Institutional review board statement: The study was reviewed and approved by the French National Review Board and the Independent Ethics Committee of Limoges.
Clinical trial registration statement: This study was registered at EudraCT (2018-002778-35), and on ClinicalTrials.gov (NCT03769597).
Informed consent statement: All study participants, or their legal guardian, provided informed written consent prior to study enrollment.
Conflict-of-interest statement: All the authors declare that they have no conflict of interest related to the subject.
Data sharing statement: No additional data are available.
CONSORT 2010 statement: The authors have read the CONSORT 2010 statement, and the manuscript was prepared and revised according to the CONSORT 2010 statement.
Open-Access: This article is an open-access article that was selected by an in-house editor and fully peer-reviewed by external reviewers.
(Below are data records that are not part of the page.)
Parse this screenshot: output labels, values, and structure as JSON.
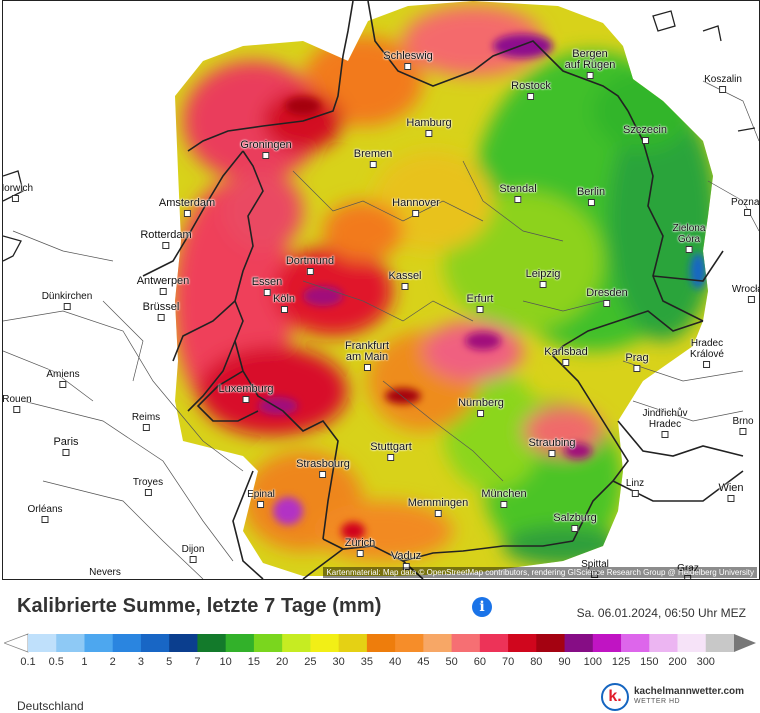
{
  "title": "Kalibrierte Summe, letzte 7 Tage (mm)",
  "timestamp": "Sa. 06.01.2024, 06:50 Uhr MEZ",
  "region": "Deutschland",
  "attribution": "Kartenmaterial: Map data © OpenStreetMap contributors, rendering GIScience Research Group @ Heidelberg University",
  "brand": {
    "name": "kachelmannwetter.com",
    "sub": "WETTER HD",
    "icon_letter": "k."
  },
  "info_icon": "info-icon",
  "legend": {
    "labels": [
      "0.1",
      "0.5",
      "1",
      "2",
      "3",
      "5",
      "7",
      "10",
      "15",
      "20",
      "25",
      "30",
      "35",
      "40",
      "45",
      "50",
      "60",
      "70",
      "80",
      "90",
      "100",
      "125",
      "150",
      "200",
      "300"
    ],
    "colors": [
      "#bfe0fb",
      "#8ec9f5",
      "#4da7ef",
      "#2a85e0",
      "#1866c5",
      "#0b3e8e",
      "#137a2b",
      "#32b12a",
      "#7ad61e",
      "#c6ec22",
      "#f2ef16",
      "#e5d114",
      "#ee7d0c",
      "#f68d29",
      "#f7a766",
      "#f66f73",
      "#ed3358",
      "#d0061d",
      "#a40211",
      "#860d85",
      "#c014c3",
      "#dd66eb",
      "#ecb5f2",
      "#f6e3f8",
      "#c8c8c8"
    ]
  },
  "cities": [
    {
      "name": "Schleswig"
    },
    {
      "name": "Bergen\nauf Rügen"
    },
    {
      "name": "Rostock"
    },
    {
      "name": "Koszalin"
    },
    {
      "name": "Hamburg"
    },
    {
      "name": "Groningen"
    },
    {
      "name": "Bremen"
    },
    {
      "name": "Szczecin"
    },
    {
      "name": "Norwich"
    },
    {
      "name": "Amsterdam"
    },
    {
      "name": "Stendal"
    },
    {
      "name": "Berlin"
    },
    {
      "name": "Hannover"
    },
    {
      "name": "Rotterdam"
    },
    {
      "name": "Zielona\nGóra"
    },
    {
      "name": "Dortmund"
    },
    {
      "name": "Kassel"
    },
    {
      "name": "Leipzig"
    },
    {
      "name": "Antwerpen"
    },
    {
      "name": "Essen"
    },
    {
      "name": "Dünkirchen"
    },
    {
      "name": "Brüssel"
    },
    {
      "name": "Köln"
    },
    {
      "name": "Erfurt"
    },
    {
      "name": "Dresden"
    },
    {
      "name": "Frankfurt\nam Main"
    },
    {
      "name": "Hradec\nKrálové"
    },
    {
      "name": "Karlsbad"
    },
    {
      "name": "Prag"
    },
    {
      "name": "Amiens"
    },
    {
      "name": "Luxemburg"
    },
    {
      "name": "Rouen"
    },
    {
      "name": "Nürnberg"
    },
    {
      "name": "Reims"
    },
    {
      "name": "Jindřichův\nHradec"
    },
    {
      "name": "Brno"
    },
    {
      "name": "Paris"
    },
    {
      "name": "Straubing"
    },
    {
      "name": "Stuttgart"
    },
    {
      "name": "Strasbourg"
    },
    {
      "name": "Troyes"
    },
    {
      "name": "Linz"
    },
    {
      "name": "Wien"
    },
    {
      "name": "Epinal"
    },
    {
      "name": "München"
    },
    {
      "name": "Memmingen"
    },
    {
      "name": "Orléans"
    },
    {
      "name": "Salzburg"
    },
    {
      "name": "Dijon"
    },
    {
      "name": "Zürich"
    },
    {
      "name": "Vaduz"
    },
    {
      "name": "Nevers"
    },
    {
      "name": "Spittal"
    },
    {
      "name": "Graz"
    },
    {
      "name": "Wrocław"
    },
    {
      "name": "Poznań"
    }
  ]
}
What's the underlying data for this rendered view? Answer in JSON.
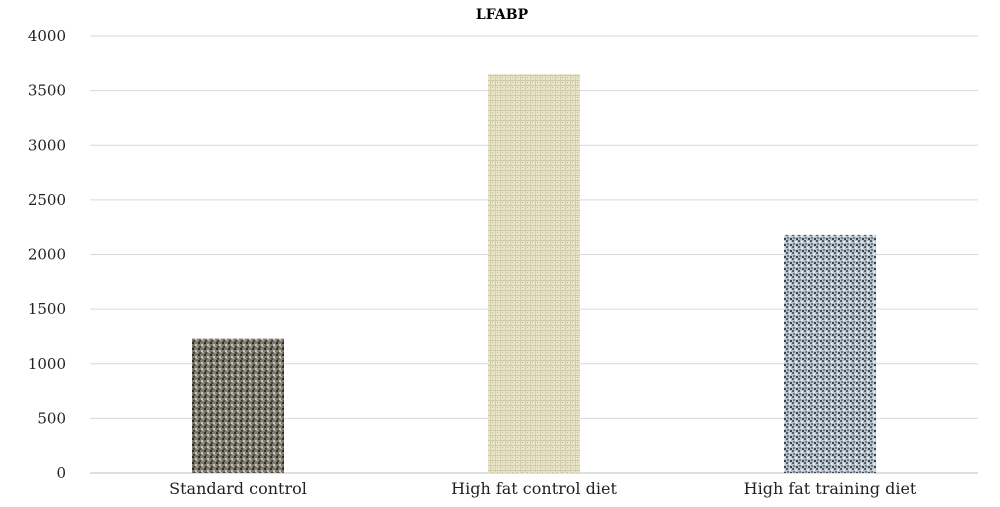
{
  "chart_data": {
    "type": "bar",
    "title": "LFABP",
    "categories": [
      "Standard control",
      "High fat control diet",
      "High fat training diet"
    ],
    "values": [
      1230,
      3650,
      2180
    ],
    "xlabel": "",
    "ylabel": "",
    "ylim": [
      0,
      4000
    ],
    "yticks": [
      0,
      500,
      1000,
      1500,
      2000,
      2500,
      3000,
      3500,
      4000
    ],
    "grid": true,
    "legend": "none",
    "colors": [
      "#8a867a",
      "#e0dcc0",
      "#a6b2bd"
    ]
  }
}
It is distributed in accordance with the Creative Commons Attribution NonCommercial (CC BY-NC 4.0) license, which permits others to distribute, remix, adapt, build upon this work non-commercially, and license their derivative works on different terms, provided the original work is properly cited and the use is non-commercial. See: https://creativecommons.org/Licenses/by-nc/4.0/
Corresponding author: Véronique Loustaud-Ratti, MD, Professor, Department of Liver Disease, Limoges University Hospital Center, U1248, INSERM, F-87000, Limoges, France. veronique.loustaud-ratti@unilim.fr
Received: March 16, 2022
Peer-review started: March 16, 2022
First decision: April 28, 2022
Revised: May 11, 2022
Accepted: June 24, 2022
Article in press: June 24, 2022
Published online: August 27, 2022
ARTICLE HIGHLIGHTS
Research background

To date, no method for measuring the glomerular filtration rate (GFR) based on either creatinine or an exogenous marker, which is both reliable and applicable in clinical practice in cirrhotic patients with different degrees of decompensation, is available.

Research motivation

We urgently need accurate methods to measure GFR in cirrhotic patients; renal failure being a key prognostic factor in decompensated cirrhosis, particularly in the pre and post-transplant period.

Research objectives

Describing the complete pharmacokinetic (PK) study of iohexol in blood and urine as an appropriate and inexpensive marker is essential to subsequently construct a PK model from a limited number of samples.

Research methods

This pilot study included nine patients with different ascites grades, who received a single 5-mL bolus of iohexol, with the collection of 11 blood samples and all the urine volume (in four samples) over a period of 24 h.

Research results

Iohexol was almost no longer detected in plasma at 24 h that allowed us to extrapolate the area under the curve (AUC) 0–24 h to AUC 0–∞. The dose recovery in urine varied from 60% to 90% of the dose injected. The correlation between urine clearance and iohexol plasma clearance was strong. As expected, a low correlation with the estimated GFR (eGFR) calculated by creatinine-based equations was observed contrary to the Brochner–Mortensen (BM) equation, which exhibited a high correlation.

Research conclusions

This study confirmed the relevance of the plasma clearance of iohexol in the cirrhotic population. It also suggests a high accuracy of the BM equation and confirms the low correlation with eGFR estimated by creatinine-based equations.

Research perspectives

A future study based on a larger cohort of cirrhotic patients with different ascites grades will be performed to devise a PK model allowing the estimation of iohexol plasma clearance from a limited number of samples and to investigate the performance of the BM equation.